Up till today, no single mainstream media has shown the slightest interest in the human suffering, the destruction or the happiness I saw (Around 3000 informed).
However, I can't be bothered. Have tried it before.
What really means something to me is that I met dozens of people who expressed gratitude that I had come the long way from Sweden to Aleppo and cared about the suffering of the people. I made many new friends during my ten days* in Syria.
It was touching beyond words and it feels very good, therefore, that I can express what I felt through images too.
Yes, it's a worn out phrase, that Never again! – from the First and Second World Wars, from Hiroshima, Burundi and Rwanda, Srebrenica, Sarajevo. But let us never forget Aleppo. And may something like this never happen again!
This is the single strongest motive for me in publishing these photo stories.
And thanks to you brave Syrians!
And thanks to those who took time to tell me their story. Thanks to those who translated for me and to those who, here and there, gave me protection in dangerous areas.

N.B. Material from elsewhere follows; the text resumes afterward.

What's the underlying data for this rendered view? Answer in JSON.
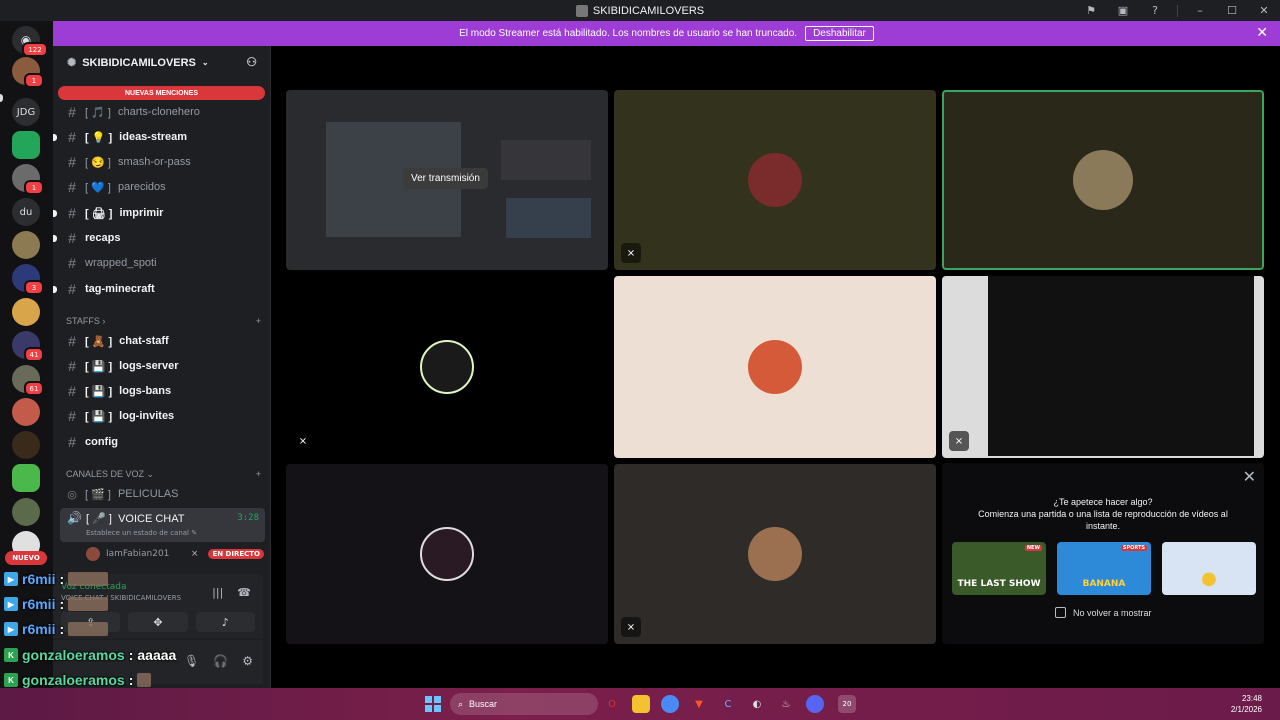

The very least I can do to pay you back is to convey your words, emotions and my impressions. Your dignity amid suffering and injustice.
I hope the defiant boy above will have a future in a re-built Aleppo. He and everybody else there deserve it. Deserve to live in freedom and peace and benefit from the productive capacity of Aleppo, one of the largest industrial cities in the Middle East and – once – the embodiment of history, culture and development.
And we should help the citizens of Aleppo and Syria no matter what we may think of the government and its policies.
TFF's conflict and peace mission – share and support
The visit to Aleppo at this historic moment was part of a ten-day conflict and peace fact-finding mission by the Transnational Foundation for Peace and Future Research, TFF, in Lund, Sweden of which I am the director.